Дина резко отстранилась:

— Нет, Вячеслав Ананьевич, не понимаете. Теперь мне вовсе не скучно. Я даже не вспоминаю о московской квартире. По маме я действительно стосковалась, но я ее выписываю сюда. — Сказав все это и будто почувствовав облегчение, она устало улыбнулась. — А теперь, Вячеслав, если хочешь, посидим на нашем диване. — И, сбросив туфли, она поджала под себя ноги.

Вячеслав Ананьевич примостился рядом в костюме, в ботинках. Ему было неудобно, но он сидел тихо, боясь спугнуть это, по-видимому еще не очень прочное, умиротворение. Самое лучшее — с ней не спорить... Уедет, оторвется от этой обстановки, отвлечется от этих людей, успокоится. Все станет на место.

— Дорогая, я сегодня видел тебя там, возле библиотеки. Хотел тебя подвезти, но ты так была увлечена разговором. Кстати, кто еще был с вами? Я его что-то не узнал.

Дина насторожилась, спустила с дивана ноги. Опять стала холодной, колючей.

— Инженер Дюжев. Павел Васильевич Дюжев, тот самый, проект которого ты почему-то пытаешься провалить. Кстати, зачем тебе это нужно?

— Я уже говорил тебе, я на таком посту, что не обо всем могу рассказывать дома... А чему вы смеялись? Это не секрет?

Колючая, неприятная улыбка тронула губы Дины.
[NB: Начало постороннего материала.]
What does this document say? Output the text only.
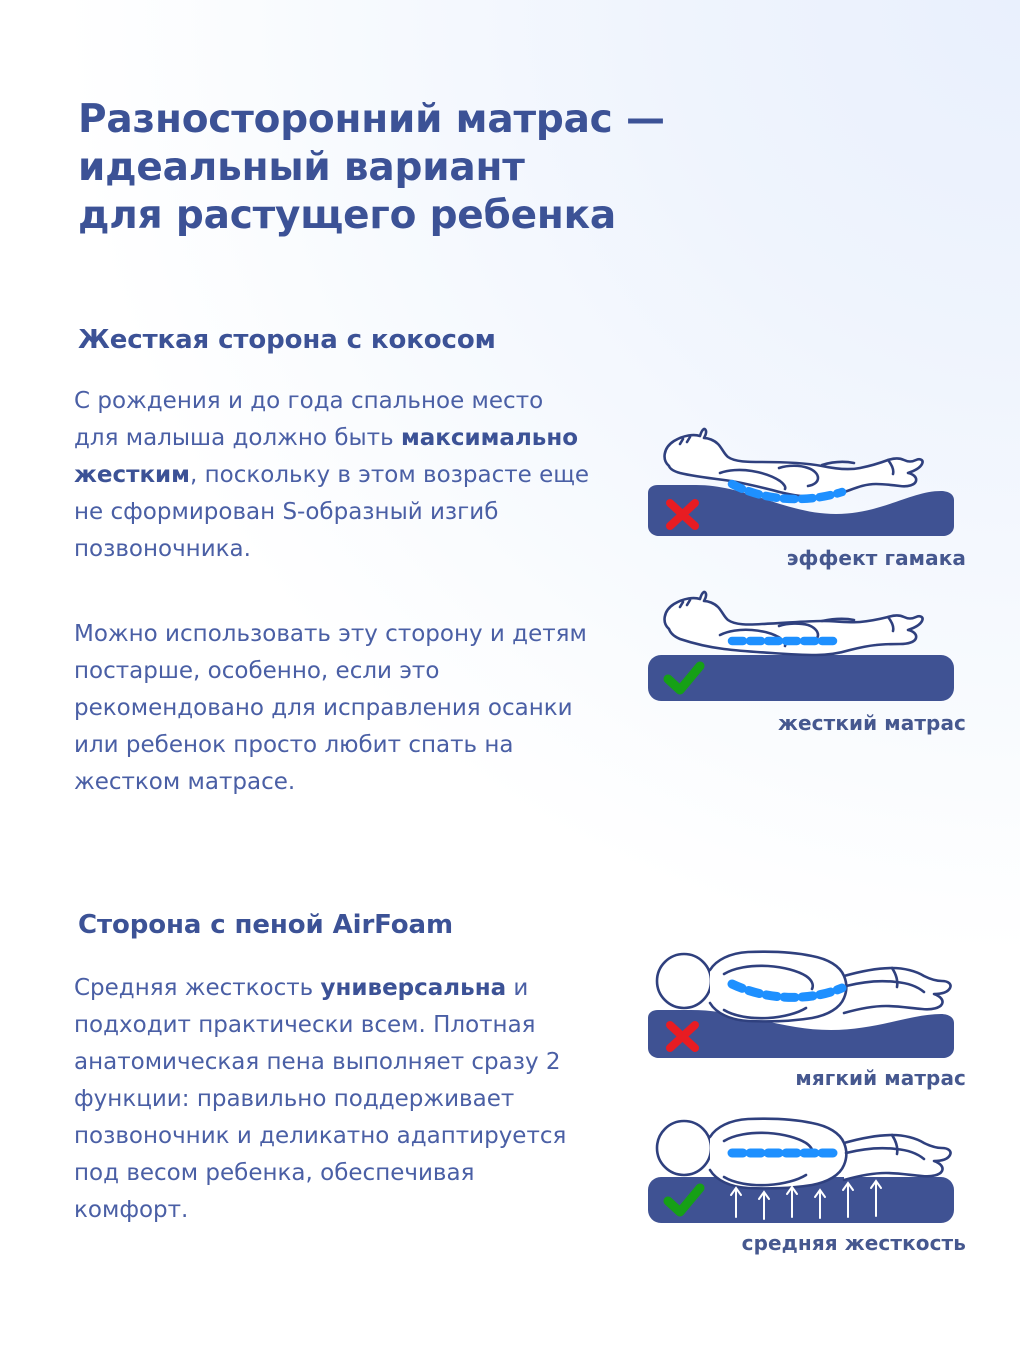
Разносторонний матрас —
идеальный вариант
для растущего ребенка
Жесткая сторона с кокосом

С рождения и до года спальное место для малыша должно быть максимально жестким, поскольку в этом возрасте еще не сформирован S-образный изгиб позвоночника.

Можно использовать эту сторону и детям постарше, особенно, если это рекомендовано для исправления осанки или ребенок просто любит спать на жестком матрасе.

эффект гамака
жесткий матрас
Сторона с пеной AirFoam

Средняя жесткость универсальна и подходит практически всем. Плотная анатомическая пена выполняет сразу 2 функции: правильно поддерживает позвоночник и деликатно адаптируется под весом ребенка, обеспечивая комфорт.

мягкий матрас
средняя жесткость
— Секрет? — Дина пожала плечами. — Говорили об этой идее — поставить на площади гидростроителей памятник Ломоносову. За то, что он первым заговорил о Сибири. Помнишь его слова: «Российское могущество приумножаться будет Сибирью...» Кажется, так? Так вот, Сакко сказал, что, если бы тебе предложили сделать проект памятника, ты бы изобразил себя читающим Ломоносова. А Дюжев сказал: «Нет, он на это бы не пошел. Он изобразил бы себя читающим свою статью о Ломоносове».